Her ülkenin App Store’da en iyi 100 uygulamanın farklı bir listesi vardır. Deney, Avrupa’nın ortasında, Litvanya’nın Vilnius kentinde gerçekleştirildi.
Cybernews araştırma ekibine iPhone’um hakkında ne düşündüklerini ve tüm bu bağlantılar konusunda endişelenmem gerekip gerekmediğini sordum. Ve kesin bir cevap yok; bu, gizliliğinize rahatlıktan ne kadar değer verdiğinize bağlıdır. “iPhone uygulaması tarafından gönderilen her veri paketini yakından incelemeden içinde ne olduğunu söylemek imkansız. Bir kilitlenme raporundan en özel verilerinize kadar her şeyi içerebilir. Apple, sıkı bir şekilde düzenlenen ekosistemiyle ünlü olsa da hiçbir şey tamamen güvenli değildir. Araştırmacılar, kullanıcıların yalnızca Apple’ın her uygulamayı tehlikeli ve istilacı faaliyetlere karşı kapsamlı bir şekilde kontrol etmesini umabileceğini söyledi.
Temel kural, daha az uygulamanın daha az veri toplama ve bağlantı anlamına gelmesi ve böylece başarısızlık noktalarının azalmasıdır.
“Kötü niyetli aktörlerin veri sızdırmak veya kötü amaçlı yazılım dağıtmak için düzinelerce sunucuya binlerce bağlantıya ihtiyacı olmayacak. Tek bir sunucuya bağlanmak için DNS adı çözümlemesini tamamen atlayabilirler” dediler. “Ayrıca, Dropbox, Google Drive vb. hizmetlerde kötü amaçlı yüklerin barındırılması da yaygındır. Bu şekilde, DNS sorgularına baktığınızda, bu günlüklerde görmeyi beklediğiniz normal bir hizmetle normal bir bağlantı görürsünüz.”

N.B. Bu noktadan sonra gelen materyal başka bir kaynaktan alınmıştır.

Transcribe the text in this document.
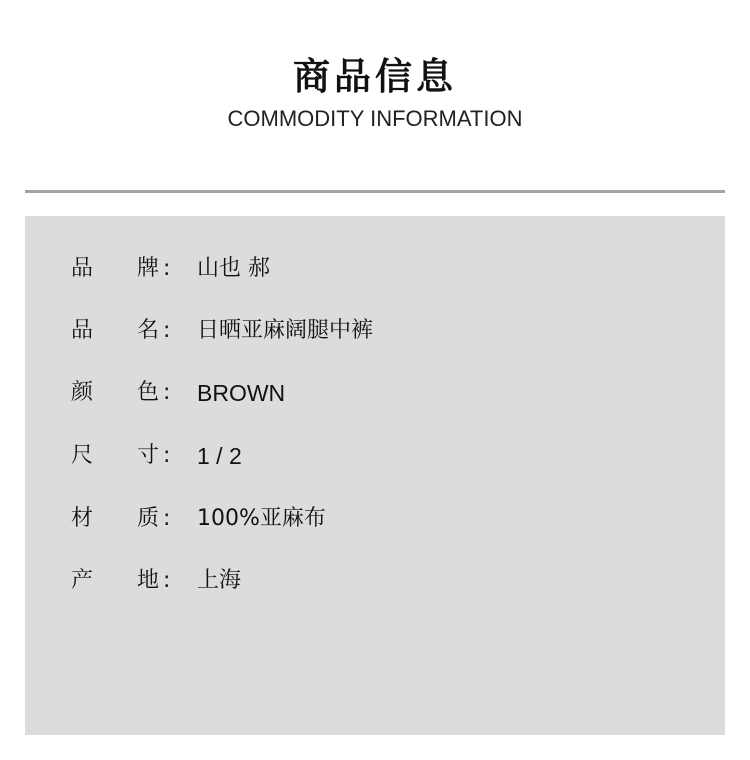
商品信息
COMMODITY INFORMATION
品 牌 : 山也 郝
品 名 : 日晒亚麻阔腿中裤
颜 色 : BROWN
尺 寸 : 1 / 2
材 质 : 100%亚麻布
产 地 : 上海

Bir telefonun dost olmayan ülkelerle yaptığı her türlü bağlantı, gizlilik ve veri koruma konusundaki gevşek yaklaşım nedeniyle endişe vericidir.
“Verileriniz Rusya’daki bir sunucuya düşerse, GDPR ve benzeri veri ve gizlilik koruma yasalarına bağlı olmayan yetkililerin ve hatta ticari kuruluşların bu verilere erişme riski vardır. Hiçbir rıza istenmeyecek,” diyor Cybernews araştırma ekibinin yorumunda.
Bazıları için meşru hizmetler bile hassas durumlarda tehlikeli olabilir. Ticari casus yazılım satıcıları genellikle meşru hizmetlerdeki güvenlik açıklarından yararlanarak siyasi muhalifleri, gazetecileri veya aktivistleri hedef alır.
“Bazıları iPhone’larının Cupertino’ya teşhis verileri, konum veya diğer telemetri verilerini göndermesinden bile rahatsız olabilir, çünkü bu veriler kolluk kuvvetleri tarafından talep edilebilir. Araştırmacılar, ne kadar maruz kalmayı tolere edebileceklerine karar vermenin kullanıcıya bağlı olduğunu belirtti.